7 Replies to “what is the benefit of fund switch in ULIP insurance plan?”

  1. In any ULIP plan, there are different funds which are either based on equity, debt or mix of both. Each fund has different NAV (Net Asset Value) or the cost of 1 unit,which changes every time there is some change in equity or debt market condition.
    If someone switches from one fund to another and NAV of fund is different,then number of units will change, but the fund value will remain same.


    Vishal Kashyap,

  2. Hi!
    All companies give the feature of Switching the Funds in ULIP’s . Since it is good option to practice it. Its related to market conditions and if market favors then fund is invested in Equity , but if its on down size then debt is best place to position the fund. And above all there are no charges for initial switchings.
    and if you compare it with MF then one will have to pay the cost of managing his own funds.

    Hence it is advisable to switch the funds only when required.




  3. Whenever you invested in ULIP policies you should keep on watching the NAV of the invested fund. suppose you have invested in Growth or equity fund , the fund value reaches the certain percentage and share market is not performing well immediately you should switch your fund to secure fund or balanced fund.

    for further clarification keep in touch through [email protected]

  4. Markets are always volatile and unpredictable.

    Switching is related with your risk appetite. When you become risk averse, you should switch from equity to debt and vise-versa.

    Switching from equity to debt might increase your no of units but not the fund value.


  5. Individuals can switch between the ULIP variants outlined above to capitalise on investment opportunities across the equity and debt markets. Some insurance companies allow a certain number of free’ switches. This is an important feature that allows the informed individual/investor to benefit from the vagaries of stock/debt markets.
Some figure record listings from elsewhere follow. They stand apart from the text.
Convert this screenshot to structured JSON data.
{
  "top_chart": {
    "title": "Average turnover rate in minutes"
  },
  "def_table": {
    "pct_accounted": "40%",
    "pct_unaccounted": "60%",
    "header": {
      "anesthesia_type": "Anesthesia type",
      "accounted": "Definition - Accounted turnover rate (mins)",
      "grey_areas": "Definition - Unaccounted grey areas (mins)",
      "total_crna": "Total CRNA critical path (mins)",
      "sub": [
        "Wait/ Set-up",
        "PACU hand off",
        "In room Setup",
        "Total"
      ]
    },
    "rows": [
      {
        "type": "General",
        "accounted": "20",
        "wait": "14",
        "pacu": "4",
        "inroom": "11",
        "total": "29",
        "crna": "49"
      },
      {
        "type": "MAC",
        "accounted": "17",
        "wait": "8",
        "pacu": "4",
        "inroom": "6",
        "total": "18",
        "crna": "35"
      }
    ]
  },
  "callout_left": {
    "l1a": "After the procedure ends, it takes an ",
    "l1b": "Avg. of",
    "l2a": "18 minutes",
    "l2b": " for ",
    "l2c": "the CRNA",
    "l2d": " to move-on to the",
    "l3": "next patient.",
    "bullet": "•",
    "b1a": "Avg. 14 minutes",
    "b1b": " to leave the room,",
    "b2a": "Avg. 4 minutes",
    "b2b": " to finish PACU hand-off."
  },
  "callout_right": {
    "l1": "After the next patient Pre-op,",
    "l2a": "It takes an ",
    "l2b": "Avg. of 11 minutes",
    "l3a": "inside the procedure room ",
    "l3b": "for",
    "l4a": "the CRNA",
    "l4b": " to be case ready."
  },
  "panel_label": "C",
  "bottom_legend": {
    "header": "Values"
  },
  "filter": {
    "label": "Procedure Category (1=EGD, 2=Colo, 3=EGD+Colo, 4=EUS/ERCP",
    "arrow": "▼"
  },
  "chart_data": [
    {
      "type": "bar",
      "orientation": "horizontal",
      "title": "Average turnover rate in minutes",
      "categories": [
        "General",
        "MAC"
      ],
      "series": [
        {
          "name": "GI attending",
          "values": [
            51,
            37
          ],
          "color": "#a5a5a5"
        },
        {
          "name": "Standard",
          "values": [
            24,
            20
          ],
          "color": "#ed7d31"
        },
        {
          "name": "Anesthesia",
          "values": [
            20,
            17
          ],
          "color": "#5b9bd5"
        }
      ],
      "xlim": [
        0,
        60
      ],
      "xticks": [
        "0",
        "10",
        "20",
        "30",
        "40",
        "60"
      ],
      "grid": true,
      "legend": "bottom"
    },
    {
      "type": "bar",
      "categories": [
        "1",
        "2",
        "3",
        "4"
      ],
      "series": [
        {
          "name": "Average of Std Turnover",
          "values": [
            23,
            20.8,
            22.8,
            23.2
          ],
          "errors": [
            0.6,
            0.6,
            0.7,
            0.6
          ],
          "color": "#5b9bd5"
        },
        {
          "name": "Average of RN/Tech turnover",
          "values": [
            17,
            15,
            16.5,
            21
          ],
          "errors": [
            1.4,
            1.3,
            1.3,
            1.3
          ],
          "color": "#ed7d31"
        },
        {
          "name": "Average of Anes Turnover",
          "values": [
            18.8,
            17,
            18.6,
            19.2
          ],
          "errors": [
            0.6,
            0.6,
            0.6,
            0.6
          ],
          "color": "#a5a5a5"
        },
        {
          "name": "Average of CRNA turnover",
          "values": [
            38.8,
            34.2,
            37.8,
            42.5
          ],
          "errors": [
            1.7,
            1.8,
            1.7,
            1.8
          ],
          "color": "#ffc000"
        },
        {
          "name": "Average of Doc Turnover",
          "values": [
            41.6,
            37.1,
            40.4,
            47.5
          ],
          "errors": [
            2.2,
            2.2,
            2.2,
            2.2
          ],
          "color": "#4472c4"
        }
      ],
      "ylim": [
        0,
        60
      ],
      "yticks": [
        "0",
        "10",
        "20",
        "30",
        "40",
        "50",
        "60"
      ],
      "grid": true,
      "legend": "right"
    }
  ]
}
For instance, when stock markets were on the brink of 7,000 points (Sensex), the informed investor could have shifted his assets from an Aggressive ULIP to a low-risk Conservative ULIP.
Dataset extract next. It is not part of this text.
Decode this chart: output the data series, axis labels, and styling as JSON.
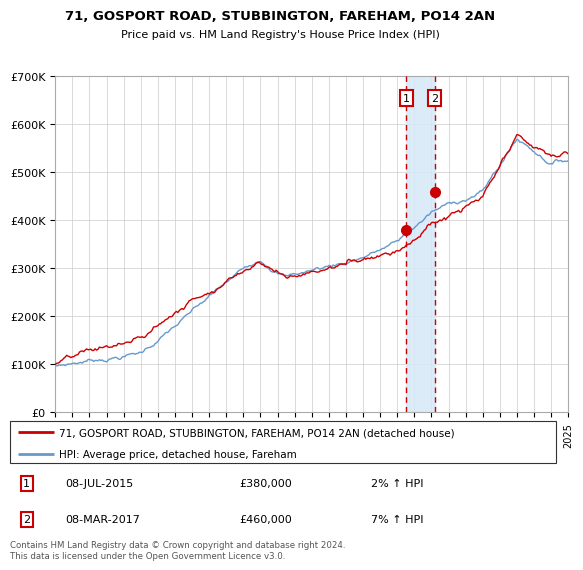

    Switching also helps individuals on another front. They can shift from an Aggressive to a Balanced or a Conservative ULIP as they approach retirement. This is a reflection of the change in their risk appetite, as they grow older.

  6. There are switch facility provided in ULIP its means you have to move your fund invested from one sigment to another suitable sigments which is appropriate suitable in the volatile market.
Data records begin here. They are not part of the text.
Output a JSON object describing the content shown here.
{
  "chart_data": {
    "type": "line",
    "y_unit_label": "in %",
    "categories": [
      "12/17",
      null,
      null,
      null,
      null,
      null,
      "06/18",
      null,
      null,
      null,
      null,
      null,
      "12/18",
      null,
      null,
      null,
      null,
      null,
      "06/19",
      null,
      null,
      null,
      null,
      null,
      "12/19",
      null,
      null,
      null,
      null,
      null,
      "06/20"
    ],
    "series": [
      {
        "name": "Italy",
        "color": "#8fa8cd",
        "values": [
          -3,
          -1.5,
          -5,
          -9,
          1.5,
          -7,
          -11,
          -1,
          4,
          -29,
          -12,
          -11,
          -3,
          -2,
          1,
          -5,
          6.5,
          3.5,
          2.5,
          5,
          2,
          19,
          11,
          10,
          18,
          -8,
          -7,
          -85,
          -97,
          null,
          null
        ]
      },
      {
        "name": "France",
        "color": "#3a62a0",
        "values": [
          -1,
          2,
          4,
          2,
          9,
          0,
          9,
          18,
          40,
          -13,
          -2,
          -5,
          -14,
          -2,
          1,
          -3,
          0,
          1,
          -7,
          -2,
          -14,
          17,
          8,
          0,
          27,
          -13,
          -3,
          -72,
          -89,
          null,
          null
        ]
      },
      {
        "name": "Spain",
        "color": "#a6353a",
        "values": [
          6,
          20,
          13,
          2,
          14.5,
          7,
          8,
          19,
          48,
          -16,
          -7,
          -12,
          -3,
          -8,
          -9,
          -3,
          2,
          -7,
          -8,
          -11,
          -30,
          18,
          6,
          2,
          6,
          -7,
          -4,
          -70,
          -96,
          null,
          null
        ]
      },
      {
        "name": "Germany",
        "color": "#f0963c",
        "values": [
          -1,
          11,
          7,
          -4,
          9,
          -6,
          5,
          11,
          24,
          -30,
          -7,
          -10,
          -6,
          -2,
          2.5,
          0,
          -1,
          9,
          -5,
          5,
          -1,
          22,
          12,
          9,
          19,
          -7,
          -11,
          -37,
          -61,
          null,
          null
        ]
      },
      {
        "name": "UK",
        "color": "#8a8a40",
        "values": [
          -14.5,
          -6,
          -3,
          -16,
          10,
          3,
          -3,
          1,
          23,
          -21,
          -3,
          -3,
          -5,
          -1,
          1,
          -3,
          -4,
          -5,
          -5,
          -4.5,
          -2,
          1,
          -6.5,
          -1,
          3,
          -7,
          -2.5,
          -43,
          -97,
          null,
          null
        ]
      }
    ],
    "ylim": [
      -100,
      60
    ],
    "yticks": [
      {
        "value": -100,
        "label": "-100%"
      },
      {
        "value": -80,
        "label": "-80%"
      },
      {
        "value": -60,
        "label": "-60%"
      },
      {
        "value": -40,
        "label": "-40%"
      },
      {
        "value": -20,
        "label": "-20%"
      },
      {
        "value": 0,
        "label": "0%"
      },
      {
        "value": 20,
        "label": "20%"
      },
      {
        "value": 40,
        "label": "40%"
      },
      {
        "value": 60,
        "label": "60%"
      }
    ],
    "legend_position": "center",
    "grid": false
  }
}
    The advantage is to take benefit of equity & debts markets due to markets are always volatile.

    When market is continuously goes up side the equity option is best and when market is continuously goes down side the debts option is best.

    Use of proper switching option increase the number of units as well fund value due to each funds have different NAV.

  7. Insurance company maintains different kind of funds and these funds have different ration of exposure to risk, Like if 70-80% money will be in equity it will be carrying more risk with it, where as if money is invested in govt securities then returns will be lower but there will not be any risk attached to it.

    So as per the market situation you can do the switches and save your money from risk, suppose if market is doing well you can switch from govt/debt fund to equity(growth) fund, and if market is not doing well so you can put your money back to govt/Debt (secured) fund.